How the government arrived at 1050 MW is not known. It has issued rounded -- and much higher -- goals for sugar cane cogeneration and from power barges (4000 MW each), yet the wind potential in Brazil is far greater. Apart from this anomaly, the decree appears to be straightforward: costs incurred by Eletrobrás will be passed on to all distributors in the country in accordance with the size of their markets; and the Eletrobrás contracts can at any time be passed to the direct administration of the local distributor.
A problem pointed out by Jürgen Beigel, head of international projects at Germany's Renewable Energy Aktiengesellschaft, is that Proeolica, "Is only a decree, and it can be revoked at any time." This introduces uncertainty over whether banks will finance projects. "When I see a project, the first question I ask myself is: is it bankable?" he says. The lack of legal security adds to the already complicated financing in Brazil, where medium term loans are typically around eight years (ten-12 years maximum). The relatively short loan term creates a high payback load, the strain of which can wipe out the advantage of the favourable wind regime in many parts of the country.
Furthermore, generation values are neither expressed in US dollars nor linked to the dollar, and since the Brazilian real lost its dollar parity in January 1999 it has fallen considerably. Along with the Chilean peso it is the currency that is most feeling the contagion effects of Argentina's financial troubles. Lack of dollar remuneration has been one of the main problems facing the thermal electric plan. The wind plan could suffer in a similar way.
Given the financial difficulties, the way in which wind power will probably materialise in the short term, Beigel says, is through generators related to distributors, allowing for all technical and financial aspects to be managed "in-house," to the convenience of generator and utility alike. Distribution in Brazil -- unlike generation -- is largely in private hands, and European multinationals such as EDF and Spanish utilities Endesa and Iberdrola all have large distribution holdings.
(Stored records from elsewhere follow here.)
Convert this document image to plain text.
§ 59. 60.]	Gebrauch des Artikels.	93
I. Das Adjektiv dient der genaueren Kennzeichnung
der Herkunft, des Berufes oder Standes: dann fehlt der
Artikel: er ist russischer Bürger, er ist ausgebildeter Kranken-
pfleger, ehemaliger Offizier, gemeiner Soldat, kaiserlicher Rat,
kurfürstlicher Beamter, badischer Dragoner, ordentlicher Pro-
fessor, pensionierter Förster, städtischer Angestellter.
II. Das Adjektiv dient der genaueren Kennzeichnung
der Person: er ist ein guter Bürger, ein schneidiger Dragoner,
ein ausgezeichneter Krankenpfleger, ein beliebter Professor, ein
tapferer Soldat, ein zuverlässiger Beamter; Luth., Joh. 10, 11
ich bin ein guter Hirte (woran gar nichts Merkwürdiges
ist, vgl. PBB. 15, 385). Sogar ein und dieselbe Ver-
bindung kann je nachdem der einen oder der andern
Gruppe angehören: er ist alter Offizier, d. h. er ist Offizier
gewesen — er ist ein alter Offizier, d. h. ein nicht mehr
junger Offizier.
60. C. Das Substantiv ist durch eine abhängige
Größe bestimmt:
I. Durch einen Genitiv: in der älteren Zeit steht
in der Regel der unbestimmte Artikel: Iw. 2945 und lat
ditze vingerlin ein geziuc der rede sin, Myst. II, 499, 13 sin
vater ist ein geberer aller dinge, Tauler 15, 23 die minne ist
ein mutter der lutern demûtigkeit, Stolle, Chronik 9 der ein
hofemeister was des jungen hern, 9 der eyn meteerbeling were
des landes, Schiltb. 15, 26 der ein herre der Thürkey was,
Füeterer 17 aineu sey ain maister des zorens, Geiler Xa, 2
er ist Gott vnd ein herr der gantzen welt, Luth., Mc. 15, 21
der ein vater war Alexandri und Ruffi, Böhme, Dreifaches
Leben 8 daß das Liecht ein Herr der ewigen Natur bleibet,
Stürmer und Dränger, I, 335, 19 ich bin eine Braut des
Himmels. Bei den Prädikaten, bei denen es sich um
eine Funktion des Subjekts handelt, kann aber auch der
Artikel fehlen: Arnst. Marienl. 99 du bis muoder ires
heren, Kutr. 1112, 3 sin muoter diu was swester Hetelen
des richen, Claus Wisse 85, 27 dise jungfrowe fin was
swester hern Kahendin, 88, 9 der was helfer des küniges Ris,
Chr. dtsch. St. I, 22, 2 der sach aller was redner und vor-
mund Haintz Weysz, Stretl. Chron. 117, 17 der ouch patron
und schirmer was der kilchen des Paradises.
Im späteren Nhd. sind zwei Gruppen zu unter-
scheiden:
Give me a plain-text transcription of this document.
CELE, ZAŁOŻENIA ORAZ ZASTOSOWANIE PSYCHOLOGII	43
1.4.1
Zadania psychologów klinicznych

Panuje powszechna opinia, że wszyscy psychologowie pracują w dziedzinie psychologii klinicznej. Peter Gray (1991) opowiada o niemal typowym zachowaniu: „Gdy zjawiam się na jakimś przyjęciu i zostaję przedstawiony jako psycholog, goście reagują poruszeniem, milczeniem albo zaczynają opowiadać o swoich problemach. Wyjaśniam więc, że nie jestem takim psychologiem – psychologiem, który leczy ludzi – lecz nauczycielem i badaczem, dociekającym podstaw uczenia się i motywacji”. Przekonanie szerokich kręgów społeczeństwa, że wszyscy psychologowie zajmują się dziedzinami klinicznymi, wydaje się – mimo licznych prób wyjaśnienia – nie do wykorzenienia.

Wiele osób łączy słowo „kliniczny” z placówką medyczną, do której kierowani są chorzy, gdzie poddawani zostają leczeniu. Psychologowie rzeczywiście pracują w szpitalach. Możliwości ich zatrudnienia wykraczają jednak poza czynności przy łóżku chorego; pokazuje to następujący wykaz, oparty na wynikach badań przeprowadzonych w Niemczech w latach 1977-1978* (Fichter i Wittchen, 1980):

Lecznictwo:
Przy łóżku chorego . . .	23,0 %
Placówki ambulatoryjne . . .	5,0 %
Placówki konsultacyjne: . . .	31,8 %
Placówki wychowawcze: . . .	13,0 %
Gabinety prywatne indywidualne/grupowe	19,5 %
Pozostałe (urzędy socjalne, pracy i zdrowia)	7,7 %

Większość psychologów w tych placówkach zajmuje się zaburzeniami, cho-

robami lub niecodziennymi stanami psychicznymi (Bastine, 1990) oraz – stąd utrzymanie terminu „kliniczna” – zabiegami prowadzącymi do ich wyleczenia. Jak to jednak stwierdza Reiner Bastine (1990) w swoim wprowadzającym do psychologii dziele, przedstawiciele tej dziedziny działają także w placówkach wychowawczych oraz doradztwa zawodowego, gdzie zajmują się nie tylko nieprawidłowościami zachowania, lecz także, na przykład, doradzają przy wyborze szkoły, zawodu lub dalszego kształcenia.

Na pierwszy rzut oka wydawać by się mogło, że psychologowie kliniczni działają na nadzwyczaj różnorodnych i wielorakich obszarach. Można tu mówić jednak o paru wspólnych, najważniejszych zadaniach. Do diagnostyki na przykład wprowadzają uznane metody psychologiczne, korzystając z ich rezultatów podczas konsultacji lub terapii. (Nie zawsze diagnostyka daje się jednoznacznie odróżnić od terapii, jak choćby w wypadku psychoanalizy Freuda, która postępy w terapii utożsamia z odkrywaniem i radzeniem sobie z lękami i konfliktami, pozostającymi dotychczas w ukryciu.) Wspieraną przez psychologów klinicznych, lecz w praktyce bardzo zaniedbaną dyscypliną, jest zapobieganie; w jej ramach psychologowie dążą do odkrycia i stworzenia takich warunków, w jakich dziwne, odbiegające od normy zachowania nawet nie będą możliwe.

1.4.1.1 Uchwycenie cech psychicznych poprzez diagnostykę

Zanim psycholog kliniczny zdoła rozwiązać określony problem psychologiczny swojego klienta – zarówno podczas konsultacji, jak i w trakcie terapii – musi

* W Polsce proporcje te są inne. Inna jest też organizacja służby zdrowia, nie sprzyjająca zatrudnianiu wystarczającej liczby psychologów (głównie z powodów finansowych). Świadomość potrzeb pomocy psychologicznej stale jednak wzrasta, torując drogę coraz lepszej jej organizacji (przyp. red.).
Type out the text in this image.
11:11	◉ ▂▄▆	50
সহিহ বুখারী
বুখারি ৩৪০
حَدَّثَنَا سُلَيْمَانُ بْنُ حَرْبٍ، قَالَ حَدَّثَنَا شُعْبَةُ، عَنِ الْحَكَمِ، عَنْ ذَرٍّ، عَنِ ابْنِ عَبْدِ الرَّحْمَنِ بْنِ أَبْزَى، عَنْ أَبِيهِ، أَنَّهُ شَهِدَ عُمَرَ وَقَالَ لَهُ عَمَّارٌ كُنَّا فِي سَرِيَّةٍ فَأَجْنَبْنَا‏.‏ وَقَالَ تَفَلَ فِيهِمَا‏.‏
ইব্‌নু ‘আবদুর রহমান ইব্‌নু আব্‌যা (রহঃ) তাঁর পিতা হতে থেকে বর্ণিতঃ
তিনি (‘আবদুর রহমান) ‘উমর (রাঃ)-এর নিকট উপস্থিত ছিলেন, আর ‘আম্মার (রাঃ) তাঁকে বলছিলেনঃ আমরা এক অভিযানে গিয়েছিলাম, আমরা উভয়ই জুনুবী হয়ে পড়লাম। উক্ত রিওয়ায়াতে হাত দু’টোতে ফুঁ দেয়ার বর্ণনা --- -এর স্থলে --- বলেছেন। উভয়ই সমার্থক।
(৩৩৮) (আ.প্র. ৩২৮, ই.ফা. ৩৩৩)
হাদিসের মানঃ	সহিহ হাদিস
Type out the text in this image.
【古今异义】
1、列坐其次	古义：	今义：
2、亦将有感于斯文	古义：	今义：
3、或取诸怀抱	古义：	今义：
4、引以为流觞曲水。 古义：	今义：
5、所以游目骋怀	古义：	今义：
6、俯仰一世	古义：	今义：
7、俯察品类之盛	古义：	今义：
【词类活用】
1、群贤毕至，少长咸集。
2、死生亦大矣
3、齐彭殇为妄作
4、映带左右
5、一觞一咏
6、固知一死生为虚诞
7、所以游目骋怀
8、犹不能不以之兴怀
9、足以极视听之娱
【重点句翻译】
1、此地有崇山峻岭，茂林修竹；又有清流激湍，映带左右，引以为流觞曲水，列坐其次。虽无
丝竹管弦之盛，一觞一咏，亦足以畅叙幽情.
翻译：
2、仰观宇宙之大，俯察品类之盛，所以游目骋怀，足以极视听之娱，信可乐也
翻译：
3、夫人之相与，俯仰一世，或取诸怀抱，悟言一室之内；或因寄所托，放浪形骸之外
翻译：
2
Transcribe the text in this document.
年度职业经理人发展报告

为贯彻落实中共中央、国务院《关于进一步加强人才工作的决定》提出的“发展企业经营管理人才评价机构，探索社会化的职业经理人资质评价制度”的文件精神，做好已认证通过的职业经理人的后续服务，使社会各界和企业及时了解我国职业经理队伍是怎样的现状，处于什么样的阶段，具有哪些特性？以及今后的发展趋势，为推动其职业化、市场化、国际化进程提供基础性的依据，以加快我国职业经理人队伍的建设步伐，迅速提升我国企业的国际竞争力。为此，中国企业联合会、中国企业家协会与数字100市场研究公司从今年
Rio de Janeiro state is attracting a deal of attention from potential wind plant developers. Even before Siif's wind measuring started, Japan's Marubeni was studying the state's wind resource, while Spain's Gamesa is in the process of doing so. "This demonstrates the big potential that Rio de Janeiro has as a main centre for renewable energy in the country, which will be a big tendency in the future," state energy secretary Wagner Victer said recently.
Lots of interest
Third parties, too, are studying the market. Britain's Windforce Development, a relative newcomer on the wind scene (Windpower Monthly, July 2001), is building on the Latin America power sector experience of its senior executives and is studying markets in Brazil and a number of other South American countries, says the company's Simon Redman. "We would seek a local partner and offer to develop its project, and perhaps identify a larger project that it had not been aware of," Redman explains. Brazil "is looking pretty good right now" from the business opportunity perspective, he adds.
Apart from the benefits of strong winds in the northeast of the country, the complementary relation of wind and hydro has not gone unnoticed -- when there are rains there is low wind and when there is drought, such as now, there are strong winds for power generation.